All of this is part of a fashionable trend. In postmodernism, everything is perceptions, impressions, opinions, discourse, and subjective narratives. Validation by resorting to external facts is a trap, and so is the methodology of the quest for knowledge associated with modernity and expanded upon since the Renaissance. No verification is needed; all statements are valid. In this post-reality world, reality and fiction are synonymous. This is the breeding ground for fake news that pollutes the public space and infects the reproaches used by both Trump and his detractors.

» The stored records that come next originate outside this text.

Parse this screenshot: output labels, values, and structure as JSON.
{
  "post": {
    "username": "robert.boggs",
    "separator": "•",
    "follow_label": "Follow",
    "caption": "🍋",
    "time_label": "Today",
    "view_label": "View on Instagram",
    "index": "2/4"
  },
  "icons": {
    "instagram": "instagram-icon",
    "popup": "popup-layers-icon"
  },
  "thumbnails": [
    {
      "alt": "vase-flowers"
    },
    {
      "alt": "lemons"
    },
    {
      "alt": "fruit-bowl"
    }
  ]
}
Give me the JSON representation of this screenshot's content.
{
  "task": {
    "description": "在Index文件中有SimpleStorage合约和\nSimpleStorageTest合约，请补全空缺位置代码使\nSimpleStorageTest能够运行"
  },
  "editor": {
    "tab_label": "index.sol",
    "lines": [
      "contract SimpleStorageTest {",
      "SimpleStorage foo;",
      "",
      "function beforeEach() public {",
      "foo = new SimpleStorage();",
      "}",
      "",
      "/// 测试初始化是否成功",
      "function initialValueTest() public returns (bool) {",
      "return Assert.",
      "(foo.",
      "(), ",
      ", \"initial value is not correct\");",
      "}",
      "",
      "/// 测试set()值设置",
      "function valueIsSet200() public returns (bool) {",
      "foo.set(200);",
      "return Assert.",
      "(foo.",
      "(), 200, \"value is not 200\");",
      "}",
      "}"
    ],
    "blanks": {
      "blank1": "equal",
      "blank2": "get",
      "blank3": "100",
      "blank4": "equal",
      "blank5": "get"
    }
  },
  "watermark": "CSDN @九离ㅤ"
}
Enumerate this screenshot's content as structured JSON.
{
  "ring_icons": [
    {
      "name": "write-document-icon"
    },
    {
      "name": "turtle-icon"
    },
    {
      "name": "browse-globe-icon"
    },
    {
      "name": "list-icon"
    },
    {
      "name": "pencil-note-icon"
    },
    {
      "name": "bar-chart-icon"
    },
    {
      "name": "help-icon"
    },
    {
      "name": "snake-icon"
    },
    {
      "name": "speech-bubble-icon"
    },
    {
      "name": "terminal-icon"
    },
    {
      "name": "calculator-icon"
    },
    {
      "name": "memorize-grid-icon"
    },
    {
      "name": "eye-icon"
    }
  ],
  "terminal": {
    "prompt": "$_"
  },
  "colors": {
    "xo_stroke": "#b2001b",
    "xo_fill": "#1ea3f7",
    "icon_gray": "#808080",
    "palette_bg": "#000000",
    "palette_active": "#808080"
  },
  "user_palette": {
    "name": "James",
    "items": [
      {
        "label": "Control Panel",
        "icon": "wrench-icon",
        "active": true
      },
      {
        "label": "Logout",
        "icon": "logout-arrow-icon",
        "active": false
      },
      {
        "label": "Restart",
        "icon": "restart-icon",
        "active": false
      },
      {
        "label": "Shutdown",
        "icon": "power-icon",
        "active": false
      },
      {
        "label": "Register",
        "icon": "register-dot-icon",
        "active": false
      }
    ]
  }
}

Real-Time Riots and Shadow Theater

Rejection of Trump came the day he was elected; he was deemed an affront to the divine right of the establishment to appoint its leaders. The fishing for a real accusation against him continues. If nothing useful comes up, perhaps the fetid atmosphere will do the trick. Accustomed to venerating their commander in chief, the media have been dragging Trump through the mud as if he’s a Saddam Hussein, a Milosevic, or a Putin to overthrow. It remains to be seen whether their model is Watergate, or, in an ironic twist, some variant of the regime change techniques that the U.S. has used in several foreign countries. Trump’s enemies have been the masterminds.

A fierce fight for power is raging, and the stakes are enormous. Trump was elected to redirect the U.S. economy inward and to put an end to global militarized expansionism. An extensive program composed of intolerable heresies for the neoliberal, neoconservative establishment – especially any tightening of tensions with Russia, a prime target. Upon being elected, Trump became a rough, paralyzing president. Taken in hand by the Pentagon, he flipped like a pancake and quickly transformed his policies into a continuation of the foreign policy of Clinton, Bush and Obama.

Confusion and cacophony reign. Socio-economic issues are refracted and diverted by emotional culture (“values”) wars, which have become a substitute for political debate. Trump’s friends and opponents confront each other through identity and societal prisms that obscure the situation. The little guys are left behind, and workers, whose jobs are being exported (“deplorables,” according to Hillary Clinton), fall back on patriotism and traditionalism, if only in response to the cosmopolitanism, libertarianism, and political correctness of the well-thinking “liberal” elite and left-wingers on the east and west coasts. The confusion is complete.

The Twilight of American Hegemony

In the background of this hodgepodge is the impasse in which the U.S. imperial power finds itself. The “American century” hasn’t even lasted 20 years. Losing productivity and crippled by debts, the economy is facing stronger competitors. The gigantic military apparatus, designed to put the world under America’s tutelage, destroys admirably but has not taken control in any recent adventure. We are no longer living in colonial times.

To proclaim themselves exceptional and indispensable is not enough. So, how can they remain paramount despite all of the signs to the contrary? By persisting on the path of conquering the whole world, as the establishment wants, or by not having eyes bigger than their stomachs and making choices, as Trump desires? A dilemma of empires losing their primacy and at the end of their runs, this question is at the heart of the battles to come in the long years ahead.